Estas noches de comienzo del verano, con elevadas temperaturas, le están costando a más de uno pasar la noche prácticamente en vela, dando vueltas en la cama, levantándose cada dos por tres para beber agua y prácticamente llegar al trabajo al día siguiente sin pegar ojo, o con la sensación de no haber descansado. Y es que la temperatura, apunta Macarena Carmona Palacios, Psicóloga del Centro de Rehabilitación Integral de Las Rozas, es el principal causante. Todo lo que sea, de noche, tener una temperatura superior a 20 ó 21 grados, es malo para nuestro organismo a la hora de dormir.
Este calor hace que nuestro metabolismo se reactive y con ello la actividad cerebral. En definitiva, nuestro cuerpo se prepara para seguir activo y no entrar en fase de descanso. Esto produce ansiedad, y la ansiedad lleva al insomnio. El problema, cuenta Macarena, no es que un día pasemos mala noche por el calor y no peguemos ojo. Lo malo viene cuando se encadenan varios días seguidos y se convierte en un bucle de insomnio.
En este sentido, Lorena López Castañón, enfermera del centro de salud de Moralzarzal, apunta que lo primero es no obsesionarse con querer dormir y, sobre todo, no estar pendiente de la hora, pues ello induce a la obsesión y conduce al cerebro a permanecer activo.
Entonces ¿qué hacer para remediar esta situación y revertirla? Nuestras expertas nos apuntan una serie de rutinas a seguir:
- Intentar acostarnos siempre a la misma hora y utilizar la cama nada más que para dormir.
- Si nos despertamos a media noche y no podemos conciliar el sueño luego, no forzar, hacer algo relajante y volver a intentar acostarse.
- Si a los 20 minutos uno no puede dormirse, debería levantarse y no realizar ninguna actividad que pueda activarnos de nuevo: ni tele, ni móvil, ni internet.

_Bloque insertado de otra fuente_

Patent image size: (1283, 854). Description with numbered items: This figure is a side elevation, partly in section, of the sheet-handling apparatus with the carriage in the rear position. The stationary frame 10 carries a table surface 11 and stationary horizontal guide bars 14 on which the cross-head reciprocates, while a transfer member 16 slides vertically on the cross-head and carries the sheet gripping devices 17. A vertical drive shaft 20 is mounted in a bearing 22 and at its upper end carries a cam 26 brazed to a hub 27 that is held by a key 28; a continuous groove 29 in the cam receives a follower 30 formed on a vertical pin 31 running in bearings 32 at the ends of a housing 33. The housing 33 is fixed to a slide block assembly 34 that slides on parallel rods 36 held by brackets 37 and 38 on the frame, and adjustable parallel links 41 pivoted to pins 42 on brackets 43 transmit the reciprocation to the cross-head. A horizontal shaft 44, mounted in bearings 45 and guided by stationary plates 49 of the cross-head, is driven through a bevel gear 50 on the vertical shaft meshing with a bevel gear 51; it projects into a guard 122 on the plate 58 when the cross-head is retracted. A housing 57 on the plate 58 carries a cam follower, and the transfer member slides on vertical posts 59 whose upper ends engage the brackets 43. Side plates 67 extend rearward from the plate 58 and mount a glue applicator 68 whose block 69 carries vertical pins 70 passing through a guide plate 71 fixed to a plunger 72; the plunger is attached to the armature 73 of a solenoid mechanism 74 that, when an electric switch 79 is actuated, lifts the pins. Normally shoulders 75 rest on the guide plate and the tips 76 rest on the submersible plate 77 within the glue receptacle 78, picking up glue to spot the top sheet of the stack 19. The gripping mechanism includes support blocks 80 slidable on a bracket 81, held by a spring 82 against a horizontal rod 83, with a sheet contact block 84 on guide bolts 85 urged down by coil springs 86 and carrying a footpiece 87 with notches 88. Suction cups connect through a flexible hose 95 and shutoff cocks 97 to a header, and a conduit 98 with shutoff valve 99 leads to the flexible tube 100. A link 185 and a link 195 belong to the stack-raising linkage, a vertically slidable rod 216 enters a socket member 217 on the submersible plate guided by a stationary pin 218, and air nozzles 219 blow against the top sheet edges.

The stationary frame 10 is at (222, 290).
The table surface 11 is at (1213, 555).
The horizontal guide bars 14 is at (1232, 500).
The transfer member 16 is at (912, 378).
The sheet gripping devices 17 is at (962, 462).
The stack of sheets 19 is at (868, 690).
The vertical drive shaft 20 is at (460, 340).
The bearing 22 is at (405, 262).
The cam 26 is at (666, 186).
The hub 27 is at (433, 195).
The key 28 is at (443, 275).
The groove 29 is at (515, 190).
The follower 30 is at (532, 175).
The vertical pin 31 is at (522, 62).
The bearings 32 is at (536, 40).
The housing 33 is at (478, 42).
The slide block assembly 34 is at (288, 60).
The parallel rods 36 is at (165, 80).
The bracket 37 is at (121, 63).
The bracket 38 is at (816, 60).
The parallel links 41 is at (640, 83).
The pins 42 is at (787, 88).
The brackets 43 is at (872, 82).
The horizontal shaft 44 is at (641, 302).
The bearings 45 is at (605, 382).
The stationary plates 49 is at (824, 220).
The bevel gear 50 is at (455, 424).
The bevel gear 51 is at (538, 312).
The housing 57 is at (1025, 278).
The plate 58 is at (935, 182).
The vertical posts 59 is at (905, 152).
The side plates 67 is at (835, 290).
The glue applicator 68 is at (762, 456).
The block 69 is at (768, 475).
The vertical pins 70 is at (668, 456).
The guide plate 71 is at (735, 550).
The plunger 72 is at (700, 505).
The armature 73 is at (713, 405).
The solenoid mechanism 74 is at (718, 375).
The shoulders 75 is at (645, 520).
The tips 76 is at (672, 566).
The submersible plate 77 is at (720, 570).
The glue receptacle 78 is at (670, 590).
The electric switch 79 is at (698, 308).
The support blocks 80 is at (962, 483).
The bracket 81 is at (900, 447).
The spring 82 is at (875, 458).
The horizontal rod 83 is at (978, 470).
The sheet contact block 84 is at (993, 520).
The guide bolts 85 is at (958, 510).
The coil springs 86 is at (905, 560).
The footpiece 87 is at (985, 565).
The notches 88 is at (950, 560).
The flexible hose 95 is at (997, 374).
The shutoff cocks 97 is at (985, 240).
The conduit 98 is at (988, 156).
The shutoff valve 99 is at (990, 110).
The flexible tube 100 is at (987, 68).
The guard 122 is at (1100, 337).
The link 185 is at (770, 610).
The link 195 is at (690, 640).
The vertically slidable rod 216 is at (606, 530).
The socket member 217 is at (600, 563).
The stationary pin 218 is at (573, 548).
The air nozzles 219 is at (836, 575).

- La melatonina, que es la encima que favorece que se regule el sueño, se puede encontrar en determinados alimentos que serían aconsejables a la hora de la cena si queremos conciliar bien el sueño posteriormente: el pollo, el pavo, las nueces, los cereales y algunas frutas como el tomate o la granada. También el triptófano, un aminoácido, favorece el sueño y además de los alimentos antes mencionados, el pescado y la leche contienen triptófano.
- Infusiones como la melisa, la valeriana, el espino blanco o la tila alpina con flor de azahar favorecen también conciliar el sueño. Eso sí, no abusar de los líquidos porque eso hará que nos levantemos con más frecuencia al baño y podremos volver al mismo punto.